Todd Haynes knows how to suck up to Bob Dylan. When contacting the legendary artist’s manager to obtain permission to use Dylan’s music in an upcoming film that would fictionalize the entertainer’s life in the 1960s and ’70s, he was told by the manager not to call Dylan “a genius” to his face. Haynes is too smart for that. The message he eventually sent to Dylan was headlined “I is someone else”, a quote from Arthur Rimbaud, one of the writers Dylan has always idolized.
Haynes went on to write, “If a film were to exist in which the breadth and flux of a creative life could be experienced, a film that could open up as oppose to consolidating what we think we already know walking in, it could never be within the tidy arc of a master narrative. The structure of such a film would have to be a fractured one, with numerous openings and a multitude of voices.” Bob Dylan took the bait.
Playing Dylan at various stages
“The multitude of voices” is represented by a large cast where most of the actors play Dylan at various stages of his life. In the beginning, he is an 11-year-old African-American boy (who calls himself Woody Guthrie and carries around a guitar in a case labeled “This machine kills fascists”, just like the real Guthrie). We also see Dylan as a young man (Ben Whishaw) by the name of Arthur Rimbaud, and as Jack Rollins (Christian Bale), a folk singer who is not entirely comfortable in that role. Dylan also turns into Jude Quinn (Cate Blanchett), an artist who’s hooked on drugs and outrages his folk-music audience by playing rock. Then there’s Robbie Clark (Heath Ledger), an actor who stars as Jack Rollins in a biopic titled “Grain of Sand”; that’s also when Robbie meets a French woman (Charlotte Gainsbourg) that he will later wed. And we’re also taken back to the Old West, where Billy the Kid (Richard Gere) confronts Pat Garrett (Bruce Greenwood).
Sounds confusing? Not really to Dylan buffs who will have fun spotting nods to periods defined by “Times They Are a-Changin'”, his Christianity, the film Pat Garrett and Billy the Kid (1973), etc.

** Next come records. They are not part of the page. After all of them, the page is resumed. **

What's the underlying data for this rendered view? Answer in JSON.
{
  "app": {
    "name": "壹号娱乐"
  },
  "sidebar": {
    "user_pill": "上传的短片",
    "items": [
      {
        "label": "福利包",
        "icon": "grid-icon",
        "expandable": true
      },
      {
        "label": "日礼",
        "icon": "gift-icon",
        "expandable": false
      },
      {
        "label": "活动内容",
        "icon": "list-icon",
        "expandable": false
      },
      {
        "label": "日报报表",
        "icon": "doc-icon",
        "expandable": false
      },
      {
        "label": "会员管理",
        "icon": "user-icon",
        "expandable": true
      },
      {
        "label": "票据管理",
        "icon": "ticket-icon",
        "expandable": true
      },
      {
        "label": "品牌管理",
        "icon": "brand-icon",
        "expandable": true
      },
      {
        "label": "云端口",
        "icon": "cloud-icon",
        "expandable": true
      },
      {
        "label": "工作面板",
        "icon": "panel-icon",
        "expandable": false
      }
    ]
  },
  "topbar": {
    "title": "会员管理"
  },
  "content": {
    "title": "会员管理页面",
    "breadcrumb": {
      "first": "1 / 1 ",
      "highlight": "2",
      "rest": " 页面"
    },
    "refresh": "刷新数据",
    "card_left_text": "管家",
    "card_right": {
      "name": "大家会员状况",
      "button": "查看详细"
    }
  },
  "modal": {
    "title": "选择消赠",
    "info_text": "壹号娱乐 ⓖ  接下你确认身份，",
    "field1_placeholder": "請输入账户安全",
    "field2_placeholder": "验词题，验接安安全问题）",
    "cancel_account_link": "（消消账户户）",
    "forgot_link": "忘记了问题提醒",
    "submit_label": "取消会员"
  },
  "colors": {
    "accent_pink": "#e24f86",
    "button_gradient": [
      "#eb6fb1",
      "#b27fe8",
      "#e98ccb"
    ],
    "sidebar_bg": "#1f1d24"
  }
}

References to many other directors
One can’t help but admire Haynes. Apart from the Dylan fetishism, the film also contains references to directors like Godard, Fellini and Peckinpah; Haynes is getting pretty good at this after imitating Douglas Sirk in Far from Heaven (2002). His film is always interesting thanks to Edward Lachman’s cinematography (persuasively shaping the visual styles of all the periods), the great music and the dedicated performances from a highly eclectic cast. Blanchett is the chief standout there. Would a woman give the most convincing performance as Dylan? Of course, she completely embodies the essence of his character at that time. On a smaller note, I should also mention that Bruce Greenwood is excellent, not only as the old Pat Garrett but as a British journalist who’s annoying Blanchett’s Jude Quinn.

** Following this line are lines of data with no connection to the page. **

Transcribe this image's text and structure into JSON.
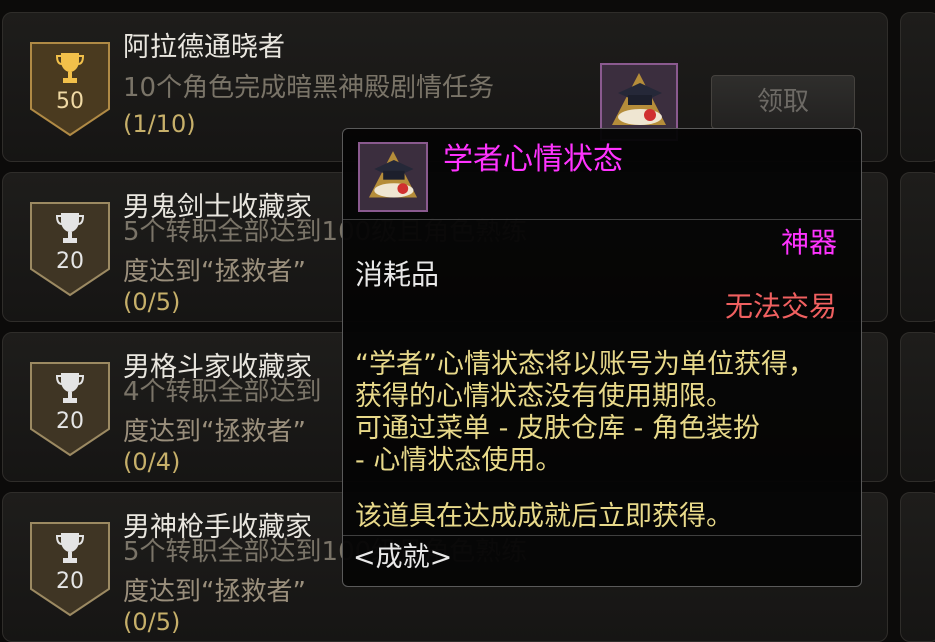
{
  "achievements": [
    {
      "title": "阿拉德通晓者",
      "desc": "10个角色完成暗黑神殿剧情任务",
      "desc2": "",
      "progress": "(1/10)",
      "points": "50",
      "badge": "gold"
    },
    {
      "title": "男鬼剑士收藏家",
      "desc": "5个转职全部达到100级且角色熟练",
      "desc2": "度达到“拯救者”",
      "progress": "(0/5)",
      "points": "20",
      "badge": "silver"
    },
    {
      "title": "男格斗家收藏家",
      "desc": "4个转职全部达到",
      "desc2": "度达到“拯救者”",
      "progress": "(0/4)",
      "points": "20",
      "badge": "silver"
    },
    {
      "title": "男神枪手收藏家",
      "desc": "5个转职全部达到100级且角色熟练",
      "desc2": "度达到“拯救者”",
      "progress": "(0/5)",
      "points": "20",
      "badge": "silver"
    }
  ],
  "claim_label": "领取",
  "tooltip": {
    "name": "学者心情状态",
    "rarity": "神器",
    "type": "消耗品",
    "trade": "无法交易",
    "lines": [
      "“学者”心情状态将以账号为单位获得，",
      "获得的心情状态没有使用期限。",
      "可通过菜单 - 皮肤仓库 - 角色装扮",
      "- 心情状态使用。",
      "",
      "该道具在达成成就后立即获得。"
    ],
    "source": "<成就>"
  },
  "colors": {
    "epic_magenta": "#ff33ff",
    "untradeable_red": "#f06060",
    "desc_yellow": "#e8d98a"
  }
}
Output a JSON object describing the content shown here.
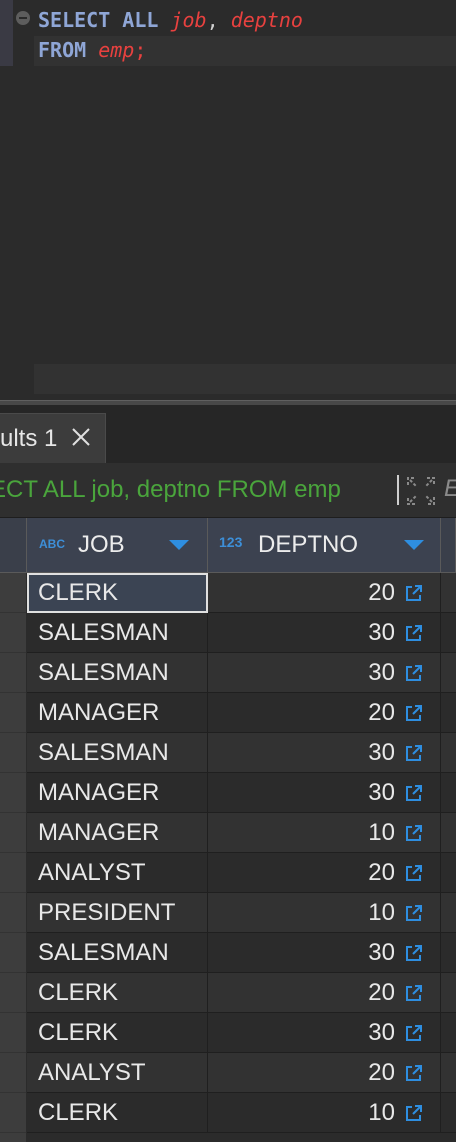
{
  "editor": {
    "line1": {
      "kw1": "SELECT",
      "kw2": "ALL",
      "col1": "job",
      "comma": ",",
      "col2": "deptno"
    },
    "line2": {
      "kw1": "FROM",
      "table": "emp",
      "semi": ";"
    }
  },
  "results": {
    "tab_label": "ults 1",
    "filter_text": "ECT ALL job, deptno FROM emp",
    "filter_extra": "E"
  },
  "grid": {
    "columns": [
      {
        "type_icon": "ABC",
        "label": "JOB"
      },
      {
        "type_icon": "123",
        "label": "DEPTNO"
      }
    ],
    "rows": [
      {
        "job": "CLERK",
        "deptno": "20"
      },
      {
        "job": "SALESMAN",
        "deptno": "30"
      },
      {
        "job": "SALESMAN",
        "deptno": "30"
      },
      {
        "job": "MANAGER",
        "deptno": "20"
      },
      {
        "job": "SALESMAN",
        "deptno": "30"
      },
      {
        "job": "MANAGER",
        "deptno": "30"
      },
      {
        "job": "MANAGER",
        "deptno": "10"
      },
      {
        "job": "ANALYST",
        "deptno": "20"
      },
      {
        "job": "PRESIDENT",
        "deptno": "10"
      },
      {
        "job": "SALESMAN",
        "deptno": "30"
      },
      {
        "job": "CLERK",
        "deptno": "20"
      },
      {
        "job": "CLERK",
        "deptno": "30"
      },
      {
        "job": "ANALYST",
        "deptno": "20"
      },
      {
        "job": "CLERK",
        "deptno": "10"
      }
    ]
  },
  "colors": {
    "keyword": "#8fa6d6",
    "identifier": "#e8413f",
    "filter_text": "#4aa53c",
    "accent": "#2e8ee0"
  },
  "icons": {
    "fold": "collapse-icon",
    "tab_close": "close-icon",
    "panel_expand": "expand-icon",
    "sort": "chevron-down-icon",
    "cell_link": "external-link-icon"
  }
}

Dylan has never been just Dylan, and Todd Haynes sure acknowledged that in this clever film.
In 1997, Bob Dylan told Newsweek, “I wake and I’m one person, and when I go to sleep I know for certain I’m somebody else. I don’t know who I am most of the time. It doesn’t even matter to me.” Dylan has never been just Dylan, and Haynes sure acknowledged that in this clever film. But he also created an experiment that is hard to get excited about if you’re not a die-hard Dylan buff.
I’m Not There 2007-U.S.-Germany. 135 min. Color-B/W. Widescreen. Directed by Todd Haynes. Screenplay: Todd Haynes, Oren Moverman. Cinematography: Edward Lachman. Cast: Christian Bale (Jack Rollins/Pastor John), Cate Blanchett (Jude Quinn), Marcus Carl Franklin (Woody Guthrie/Chaplin Boy), Richard Gere, Heath Ledger, Ben Whishaw, Charlotte Gainsbourg, Bruce Greenwood, Julianne Moore, Michelle Williams, Richie Havens. Narrated by Kris Kristofferson.
Trivia: Colin Farrell was first cast for the role that Ledger came to play.
Golden Globe: Best Supporting Actress (Blanchett). Venice: Special Jury Prize, Best Actress (Blanchett).